Pourquoi cette doctrine ? Marie a-t-elle déjà pêché ? Marc 3.20-35, lien au verset 21 et 31. Merci beaucoup pour votre réponse.

La réponse simple à ta question est un non catégorique au regard de la Bible : Marie n’est pas l’immaculée conception.

Je te remercie pour ta question, parce qu’elle nous permet de considérer un des sujets importants qui nous séparent avec nos amis, parfois nos frères, catholiques. Ce n’est pas une réponse que je veux adresser de façon personnelle aux gens, mais que je veux inscrire dans ce que la Bible dit de la question.

Elle est fondamentale comme question, et elle est à la source de bien de confusions qui me semblent assez graves, suffisamment pour qu’on en parle lors de ce podcast.

Premièrement, quelle est la définition de ce que l’on appelle l’immaculée conception ?

C’est un dogme qui a été proclamé en 1854 par le pape Pie IX et qui reprend certaines des croyances, certaines des traditions, mais je crois aussi certaines des superstitions, qui ont émaillé l’histoire de l’Eglise pendant plusieurs siècles.

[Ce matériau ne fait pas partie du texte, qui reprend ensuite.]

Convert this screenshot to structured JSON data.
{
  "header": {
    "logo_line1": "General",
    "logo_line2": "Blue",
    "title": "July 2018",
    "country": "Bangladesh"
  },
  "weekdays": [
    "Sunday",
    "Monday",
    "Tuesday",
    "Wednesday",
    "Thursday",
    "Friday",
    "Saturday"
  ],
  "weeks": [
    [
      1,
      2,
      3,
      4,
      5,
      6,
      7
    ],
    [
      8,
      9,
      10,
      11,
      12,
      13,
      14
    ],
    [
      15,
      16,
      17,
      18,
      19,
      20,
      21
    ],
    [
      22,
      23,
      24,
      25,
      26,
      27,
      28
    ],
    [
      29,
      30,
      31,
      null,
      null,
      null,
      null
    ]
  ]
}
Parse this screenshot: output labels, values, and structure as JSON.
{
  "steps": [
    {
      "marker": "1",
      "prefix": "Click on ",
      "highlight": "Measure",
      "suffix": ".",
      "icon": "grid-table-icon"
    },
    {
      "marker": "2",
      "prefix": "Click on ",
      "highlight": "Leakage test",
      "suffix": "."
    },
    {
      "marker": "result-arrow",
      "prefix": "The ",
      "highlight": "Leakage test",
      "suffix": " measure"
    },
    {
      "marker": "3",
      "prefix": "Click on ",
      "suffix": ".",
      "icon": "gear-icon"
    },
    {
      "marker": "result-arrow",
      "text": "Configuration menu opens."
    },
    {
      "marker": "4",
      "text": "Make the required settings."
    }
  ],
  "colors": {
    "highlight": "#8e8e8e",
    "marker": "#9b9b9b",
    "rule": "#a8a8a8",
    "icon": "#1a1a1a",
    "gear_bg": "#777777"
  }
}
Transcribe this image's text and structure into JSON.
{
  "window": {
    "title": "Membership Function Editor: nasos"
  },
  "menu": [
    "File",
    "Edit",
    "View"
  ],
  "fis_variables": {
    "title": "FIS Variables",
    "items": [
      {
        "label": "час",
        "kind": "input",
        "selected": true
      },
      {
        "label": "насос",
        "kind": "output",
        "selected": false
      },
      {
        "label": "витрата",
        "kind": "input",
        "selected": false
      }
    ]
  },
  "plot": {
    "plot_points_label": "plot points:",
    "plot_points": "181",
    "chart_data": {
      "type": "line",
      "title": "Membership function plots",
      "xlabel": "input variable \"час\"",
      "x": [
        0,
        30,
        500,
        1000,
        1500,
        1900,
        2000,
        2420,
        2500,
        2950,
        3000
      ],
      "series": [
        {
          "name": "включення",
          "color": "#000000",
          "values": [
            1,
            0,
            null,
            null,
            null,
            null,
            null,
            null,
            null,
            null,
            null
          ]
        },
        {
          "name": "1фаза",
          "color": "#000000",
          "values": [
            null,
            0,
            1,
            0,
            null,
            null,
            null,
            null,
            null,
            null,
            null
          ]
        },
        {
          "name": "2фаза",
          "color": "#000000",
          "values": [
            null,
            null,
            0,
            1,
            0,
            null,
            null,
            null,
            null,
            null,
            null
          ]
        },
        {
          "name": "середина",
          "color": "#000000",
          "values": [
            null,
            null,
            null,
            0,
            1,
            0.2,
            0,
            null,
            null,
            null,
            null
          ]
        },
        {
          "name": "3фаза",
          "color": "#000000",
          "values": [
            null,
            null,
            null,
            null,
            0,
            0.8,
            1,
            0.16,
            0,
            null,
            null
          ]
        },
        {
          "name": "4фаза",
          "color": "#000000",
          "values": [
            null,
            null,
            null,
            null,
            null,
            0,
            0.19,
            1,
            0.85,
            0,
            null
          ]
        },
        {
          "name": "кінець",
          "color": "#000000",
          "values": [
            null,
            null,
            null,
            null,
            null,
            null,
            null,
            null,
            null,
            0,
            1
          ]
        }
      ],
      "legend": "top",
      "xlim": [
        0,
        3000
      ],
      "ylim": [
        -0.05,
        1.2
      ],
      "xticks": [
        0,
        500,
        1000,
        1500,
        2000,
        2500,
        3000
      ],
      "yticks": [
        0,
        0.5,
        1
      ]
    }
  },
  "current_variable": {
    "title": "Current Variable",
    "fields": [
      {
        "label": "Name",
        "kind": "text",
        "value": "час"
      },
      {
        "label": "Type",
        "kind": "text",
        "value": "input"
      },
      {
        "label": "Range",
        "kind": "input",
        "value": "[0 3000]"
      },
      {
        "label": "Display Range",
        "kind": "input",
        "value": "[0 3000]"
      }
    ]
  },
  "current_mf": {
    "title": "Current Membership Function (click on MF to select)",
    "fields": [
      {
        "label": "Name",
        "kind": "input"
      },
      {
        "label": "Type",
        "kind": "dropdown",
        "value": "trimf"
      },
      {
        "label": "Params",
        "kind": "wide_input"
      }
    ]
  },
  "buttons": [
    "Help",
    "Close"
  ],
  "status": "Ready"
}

Qu’est-ce que dit cette doctrine ? Premièrement, que Marie est née sans la souillure du péché originel d’Adam et Eve, et deuxièmement, que Marie n’a jamais connu de souillure, c’est-à-dire qu’elle n’a jamais péché. Plus tard, le dogme de l’assomption a été proclamé comme une conséquence des deux précédentes ou des deux précédents dogmes que j’ai évoqués, à savoir que Marie aurait été préservée de la corruption de la mort, bien sûr puisqu’elle était pure, elle était sans péché, et qu’elle serait montée au ciel un 15 août et c’est pour ça que l’on célèbre dans les pays catholiques l’assomption de Marie le 15 août. Voilà la définition.

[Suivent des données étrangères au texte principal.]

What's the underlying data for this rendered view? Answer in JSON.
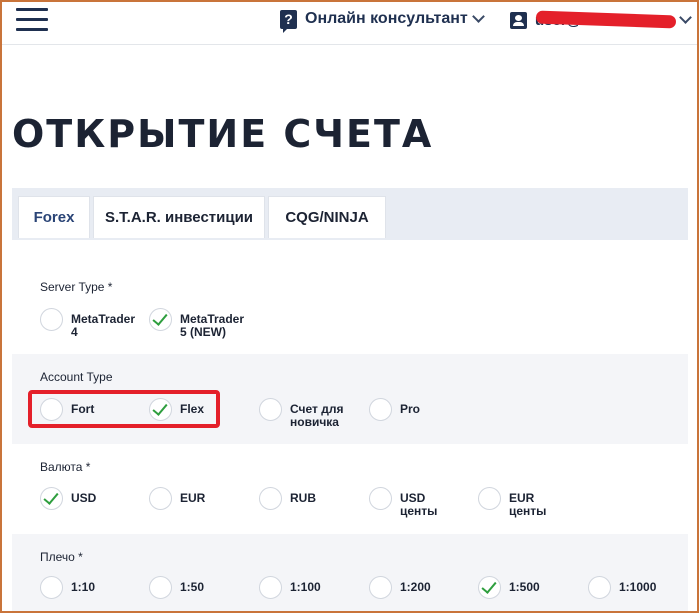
{
  "header": {
    "consultant_label": "Онлайн консультант",
    "user_email": "user@mail.ru"
  },
  "page_title": "ОТКРЫТИЕ СЧЕТА",
  "tabs": [
    {
      "label": "Forex",
      "active": true
    },
    {
      "label": "S.T.A.R. инвестиции",
      "active": false
    },
    {
      "label": "CQG/NINJA",
      "active": false
    }
  ],
  "server_type": {
    "label": "Server Type *",
    "options": [
      {
        "label": "MetaTrader 4",
        "checked": false
      },
      {
        "label": "MetaTrader 5 (NEW)",
        "checked": true
      }
    ]
  },
  "account_type": {
    "label": "Account Type",
    "options": [
      {
        "label": "Fort",
        "checked": false
      },
      {
        "label": "Flex",
        "checked": true
      },
      {
        "label": "Счет для новичка",
        "checked": false
      },
      {
        "label": "Pro",
        "checked": false
      }
    ]
  },
  "currency": {
    "label": "Валюта *",
    "options": [
      {
        "label": "USD",
        "checked": true
      },
      {
        "label": "EUR",
        "checked": false
      },
      {
        "label": "RUB",
        "checked": false
      },
      {
        "label": "USD центы",
        "checked": false
      },
      {
        "label": "EUR центы",
        "checked": false
      }
    ]
  },
  "leverage": {
    "label": "Плечо *",
    "options": [
      {
        "label": "1:10",
        "checked": false
      },
      {
        "label": "1:50",
        "checked": false
      },
      {
        "label": "1:100",
        "checked": false
      },
      {
        "label": "1:200",
        "checked": false
      },
      {
        "label": "1:500",
        "checked": true
      },
      {
        "label": "1:1000",
        "checked": false
      }
    ]
  },
  "colors": {
    "accent_navy": "#1f3050",
    "check_green": "#2e9e3e",
    "highlight_red": "#e4202a"
  }
}
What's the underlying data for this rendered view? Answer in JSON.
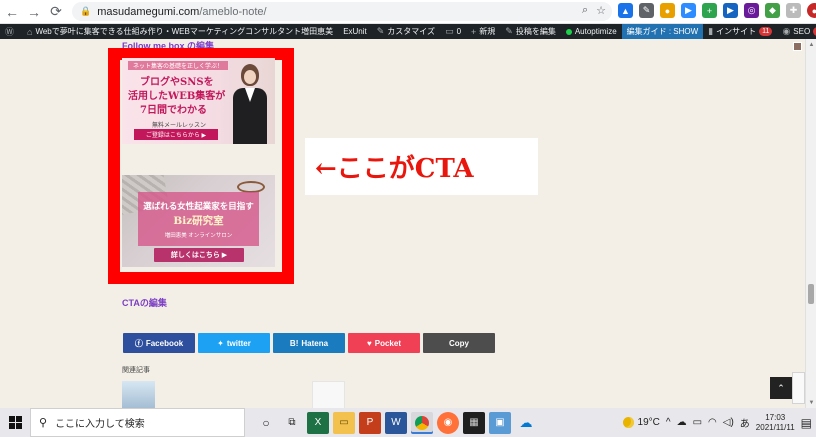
{
  "browser": {
    "url_host": "masudamegumi.com",
    "url_path": "/ameblo-note/"
  },
  "adminbar": {
    "site_name": "Webで夢叶に集客できる仕組み作り・WEBマーケティングコンサルタント増田恵美",
    "exunit": "ExUnit",
    "customize": "カスタマイズ",
    "comments": "0",
    "new": "新規",
    "edit_post": "投稿を編集",
    "autoptimize": "Autoptimize",
    "edit_guide": "編集ガイド : SHOW",
    "insight": "インサイト",
    "insight_badge": "11",
    "seo": "SEO",
    "seo_badge": "4"
  },
  "content": {
    "follow_link": "Follow me box の編集",
    "banner1": {
      "ribbon": "ネット集客の基礎を正しく学ぶ！",
      "line1": "ブログやSNSを",
      "line2": "活用したWEB集客が",
      "line3": "7日間でわかる",
      "sub": "無料メールレッスン",
      "button": "ご登録はこちらから ▶"
    },
    "banner2": {
      "line1": "選ばれる女性起業家を目指す",
      "line2": "Biz研究室",
      "line3": "増田恵美 オンラインサロン",
      "button": "詳しくはこちら ▶"
    },
    "annotation": "←ここがCTA",
    "cta_edit": "CTAの編集",
    "share": {
      "facebook": "Facebook",
      "twitter": "twitter",
      "hatena": "Hatena",
      "pocket": "Pocket",
      "copy": "Copy"
    },
    "related_title": "関連記事"
  },
  "taskbar": {
    "search_placeholder": "ここに入力して検索",
    "temperature": "19°C",
    "ime": "あ",
    "time": "17:03",
    "date": "2021/11/11"
  },
  "colors": {
    "cta_border": "#ff0000",
    "annotation_text": "#e8160c",
    "link_purple": "#7b3dc4",
    "facebook": "#2e4f9e",
    "twitter": "#1da1f2",
    "hatena": "#1b7bbf",
    "pocket": "#ef4056",
    "copy": "#4d4d4d"
  }
}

Maintenant, quelle est la justification catholique ?

Ce n’est pas moi qui ai inventé ces perspectives. Voici deux extraits du nouveau catéchisme catholique, qui est d’ailleurs cité par un excellent dossier que tu trouveras sur le site de unpoissondansle.net.

Et il y a sur ce site, dans l’onglet « Approfondir ses connaissances » , toute une série d’articles et de dossiers dont un sur la foi catholique.

Et donc je cite ce qui est repris du catéchisme, l’article 966 page 254 (tu vois, tu peux faire tes recherches et vérifier que je ne dis pas n’importe quoi) : « Enfin la Vierge immaculée, préservée par Dieu de toute atteinte de la faute originelle, ayant accompli le cours de sa vie terrestre, fut élevé corps et âme à la gloire du ciel, et exaltée par le Seigneur comme la Reine de l’univers. » Article 493 page 132 : « Par la grâce de Dieu, Marie est restée pure de tout péché personnel tout au long de sa vie. »

Je te lis par ailleurs ce que je trouve sur le site de croire.com, a priori c’est un site catholique, et je reprends les paroles du prêtre Jacques Nieuviarts.

La question qui lui est posée, là on parle de la virginité de Marie : « Mais Marie sans péché ne figure pas dans l’évangile ? » Le prêtre répond : « Non pas vraiment, mais il faut se souvenir que dans la foi chrétienne, tout ce que l’on dit de Marie provient de ce que l’on a découvert de Jésus. La foi des premiers siècles, en se déployant, a dû trouver ses mots et se définir en s’affrontant à une pensée souvent contraire, à des courants de division, à des hérésies. Ce sont les conciles des premiers siècles qui sont parvenus à dire avec clarté que Jésus était vrai Dieu et vrai homme. Dès lors, s’il est vrai Dieu et vrai homme, Marie est mère de Dieu et Marie étant mère de Dieu n’a pas pu connaître le péché, d’où cette affirmation : Marie est conçue sans péché. » L’interview continue : « Mais ce qu’on appelle le péché, cette séparation d’avec Dieu, elle ne l’a pas connu du tout ? » Et le prêtre répond : « C’est inconcevable. Elle en a été préservée entièrement, c’est la foi de l’Eglise. Corrélativement, on affirme aussi l’assomption de Marie qui dit qu’elle n’a pas connu non plus la dégradation de la mort.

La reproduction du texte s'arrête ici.